As we near the end of another year it's a good time to consider whether you are feeling "better off" than you were twelve months ago. Prosperity isn't just about improving your material wealth. What is more important to your personal well-being and quality of life than your physical health? There's a reason we first and foremost wish someone a happy and a healthy New Year.
You may tie your prospects for prosperity in 2013 to people or circumstances beyond your control and each new year brings only two sure things, taxes and another birthday. So if you find yourself feeling older with each passing year the good news is that you are never too old to feel and to be younger next year. Because we do not age chronologically but biologically, and that's something that you alone can control.

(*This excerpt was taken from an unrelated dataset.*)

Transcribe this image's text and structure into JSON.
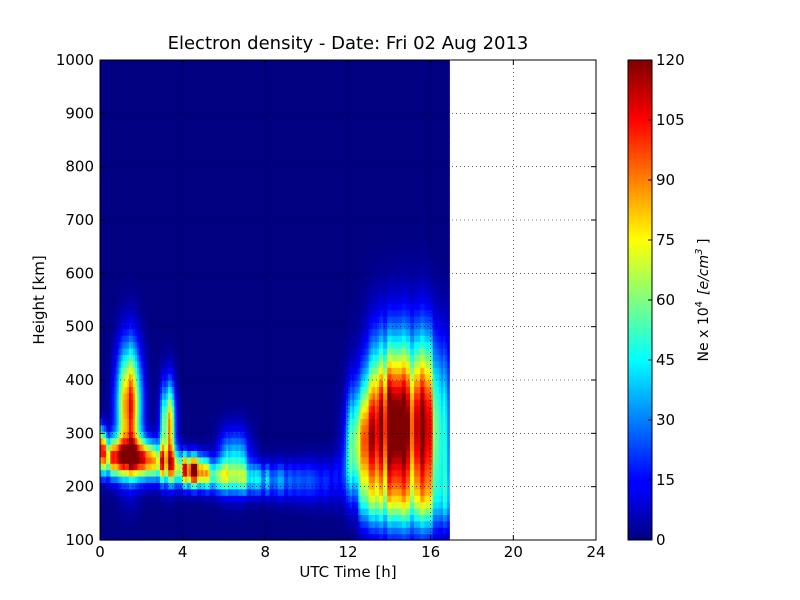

From the age of about 40 on, if you don't exercise regularly you get old very quickly. Your daily choice to exercise, or not, has a profound effect on your state of health and well-being today and in the future. Physical activity is an elixir of life that will leave you feeling more energized, more productive, less stressed and possibly happier. According to Chris Crowley, the septuagenarian co-author of the book 'Younger Next Year', "the best piece of advice in the whole book is to lift weights twice a week for the rest of your life".











Most functional exercise programs emphasize core training to improve balance and stability but it's even more important to strengthen the large locomotor muscles of the lower body. Instead of lying on your back or sitting on an inflated ball, most of the time you should be standing on your feet and supporting your own weight when you lift anything. But the first step is to teach your body to control and balance its own weight.